Anyway, I don’t want to come across as overly negative of the professors work. I like that they took an interest in the Clemens’ report. Their challenge to the reports seemingly selective use ERA statistics seems reasonable, but in the end, their conclusion appears equally tenuous. If we were to apply their methods to many other different pitchers, using a variety of metrics, I wonder how many great pitchers would have suspicious looking careers. I doubt only Clemens. I’m also genuinely surprised that four professors decided to announce their statistical findings directly in the New York Times sports section.
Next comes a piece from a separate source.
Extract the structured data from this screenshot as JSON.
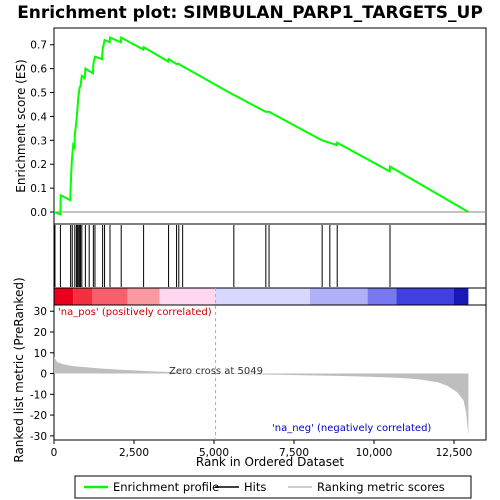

It’s nice to know this is an option should I ever become a professor. For now though, I remain a lowly PhD student with a not particularly well-read blog.
February 14th, 2008 at 10:23 am
Sorry, the quadratic doesn’t cut it in the era. WHIP is obviously the same. At least three phases, which shoots down the theory that statistics support a simple drug use pattern.
http://img197.imagevenue.com/img.php?image=12578_clemens_era_122_527lo.jpg
February 14th, 2008 at 3:42 pm
Drew, that’s a good point. I only used a quadratic because that’s what the professors used, but the choice clearly biases the curve to divide a pitcher’s career into “two phases”. Looking at the actual data, and the image you posted, a higher degree polynomial is probably more appropriate. Unfortunately, to get the three phase behavior you’ve suggested, a polynomial of at least degree six is required. I just tried this, but it didn’t reveal much. It was basically overfitting the data.